Estalos e batidas irregulares, especialmente ao iniciar ou parar, sugerem dano em engrenagem ou peça solta dentro da caixa. Ruído agudo, tipo chiado, aparece com falta de lubrificação e atrito seco. E um ruído que só surge sob carga aponta para esforço mecânico excessivo em algum ponto da transmissão.
Regra prática de oficina: ruído novo é informação. Uma ferramenta que passou a soar diferente da semana anterior mudou internamente, mesmo que ainda esteja trabalhando. Avaliar nesse momento é o que mantém o reparo pequeno.
Aquecimento excessivo
Todo motor elétrico aquece; o problema é o aquecimento fora do padrão. Ele aparece por ventilação obstruída — poeira acumulada nas aletas impede a passagem de ar —, por uso contínuo sem pausas, por acessório inadequado ao material e por atrito interno decorrente de falta de lubrificação ou rolamento gasto.
O dano segue uma sequência conhecida: calor degrada o verniz isolante dos enrolamentos, o isolamento comprometido permite curto entre espiras, e o curto queima induzido ou estator. Cheiro de queimado e perda súbita de força indicam que essa sequência já avançou. Em marteletes, há um efeito adicional: a graxa perde viscosidade com o calor e escorre para fora da zona de percussão, deixando o mecanismo trabalhando praticamente seco.
A prevenção é rotina, não técnica: limpar entradas de ar, respeitar pausas térmicas, manter acessórios afiados e programar revisões. É a lógica que comparamos em detalhe no artigo sobre manutenção preventiva e corretiva.
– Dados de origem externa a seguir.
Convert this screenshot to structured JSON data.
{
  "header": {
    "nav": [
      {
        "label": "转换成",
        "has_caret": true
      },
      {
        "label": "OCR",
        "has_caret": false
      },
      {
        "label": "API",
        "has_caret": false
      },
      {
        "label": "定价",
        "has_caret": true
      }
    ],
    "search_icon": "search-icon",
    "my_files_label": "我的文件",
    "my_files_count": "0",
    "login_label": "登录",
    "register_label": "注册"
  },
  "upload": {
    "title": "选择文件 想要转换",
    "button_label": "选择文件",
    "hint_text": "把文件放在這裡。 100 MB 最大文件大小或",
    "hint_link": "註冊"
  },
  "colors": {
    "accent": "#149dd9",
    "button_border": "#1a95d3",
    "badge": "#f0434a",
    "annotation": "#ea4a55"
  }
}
Quando procurar manutenção
Alguns sinais não admitem espera: cheiro de queimado, fumaça, faiscamento intenso pelas aletas, travamento, ruído metálico forte, vazamento de graxa, choque ou formigamento ao toque e carcaça trincada. Nesses casos, desligue o equipamento e leve para avaliação — usar a ferramenta assim é risco de acidente.
Nossa assistência para ferramentas Makita em Vinhedo atende marteletes, esmerilhadeiras, furadeiras, parafusadeiras e serras elétricas fora de garantia, com avaliação técnica, orçamento em até 2 dias úteis e peças originais sempre que disponíveis. Atendemos também empresas, com emissão de Nota Fiscal — para organizar uma rotina de revisões, fale com a nossa equipe.
Se a avaliação indicar que o reparo não compensa, dizemos isso com clareza. Nesse cenário, trabalhamos com ferramentas profissionais das marcas Ingco, Emtop e Presscot para reposição.
Conclusão
Os defeitos mais comuns em ferramentas Makita concentram-se em quatro frentes: caminho elétrico (cabo, interruptor, escovas e, nos modelos sem fio, bateria e carregador), mecanismo de percussão, rolamentos e engrenagens, e efeitos do calor sobre os enrolamentos.
Todos eles avisam antes de parar: partida hesitante, impacto fraco, ruído novo, aquecimento fora do normal. Levar a ferramenta para avaliação nesse estágio é o que mantém o custo sob controle e o equipamento em operação por muito mais tempo.